Gestern Spitze - heute Kellerkinder
Fußball ist ein kurzlebiges Geschäft. War das Spiel VfB Stuttgart gegen Hertha BSC in der letzten Saison noch ein Duell um die Meisterschaft, ist es heute als brisantes Kellerduell angepfiffen worden. Die Hertha wartet seit dem Sieg am ersten Spieltag auf einen erneuten Dreier. Der VfB Stuttgart wartet seit fünf Spielen auf einen Sieg.
Die Gäste aus Berlin mussten kurzfristig auf Patrick Ebert (Grippe) verzichten. Auch Marc Stein (Muskelfaserriss) und Raffael (Gelbsperre) waren gegenüber der Heimpleite gegen den 1. FC Köln nicht dabei. Einen Platz in der Startelf ergatterten dafür Cicero und Bigalke. Der serbische Mittelfeldspieler Gojko Kacar klagte nach seiner Länderspielreise laut Trainer Friedhelm Funkel über Müdigkeit und saß ebenfalls auf der Ersatzbank.
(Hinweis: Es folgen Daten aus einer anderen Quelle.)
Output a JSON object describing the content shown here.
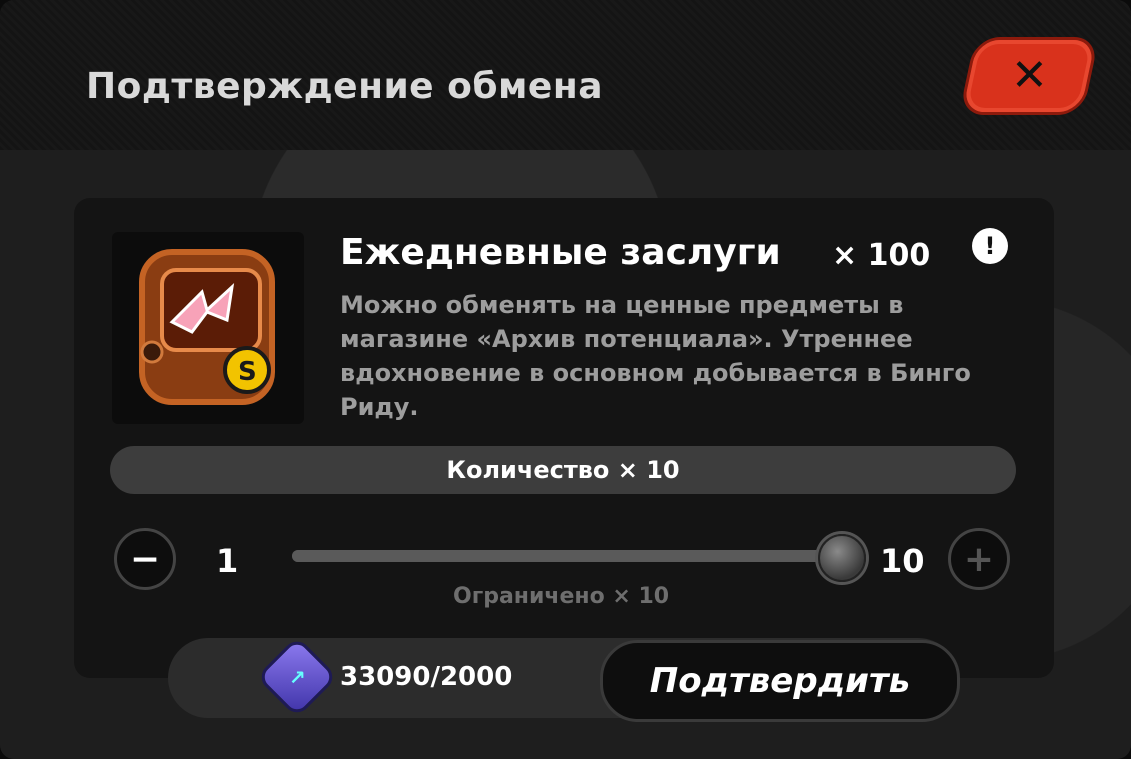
{
  "dialog": {
    "title": "Подтверждение обмена",
    "close_icon": "close-icon"
  },
  "item": {
    "name": "Ежедневные заслуги",
    "count": "× 100",
    "description": "Можно обменять на ценные предметы в магазине «Архив потенциала». Утреннее вдохновение в основном добывается в Бинго Риду.",
    "icon": "daily-merit-device-icon",
    "info_icon": "info-icon",
    "badge": "S"
  },
  "quantity": {
    "label": "Количество × 10",
    "min": "1",
    "max": "10",
    "fill_fraction": 1.0,
    "limit": "Ограничено × 10"
  },
  "cost": {
    "icon": "currency-icon",
    "value": "33090/2000"
  },
  "confirm": {
    "label": "Подтвердить"
  },
  "colors": {
    "close": "#d9321c",
    "panel": "#141414",
    "bar": "#3d3d3d"
  }
}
Stuttgart musste auf Serdar Tasci, Sami Khedira und Ricardo Osorio verzichten. Dagegen konnte der zuletzt wegen eines Hüftmuskelfaserrisses ausgefallene Cacau wieder spielen. Das Sturmduo bildeten so Ciprian Marica und Cacau. Elson und Pavel Pogrebnyak nahmen zunächst auf der Bank Platz. In der Viererkette verdrängte Christian Träsch trotz seiner Adduktorenprobleme Celozzi und spielte auf der rechten Seite.
Wer beendet den Torfluch?
Die Stuttgarter begannen engagiert. Sie wollten den Torfluch loswerden. Damit ist nicht nur die mangelnde Chancenauswertung in dieser Saison, von der übrigens auch der Gast aus Berlin ein Lied singen kann, gemeint. In der Mercedes-Benz-Arena haben die Schwaben in den neun Heimspielen in dieser Saison zwar sieben Mal getroffen - aber nie in das Tor vor der abgerissenen Untertürkheimer Kurve.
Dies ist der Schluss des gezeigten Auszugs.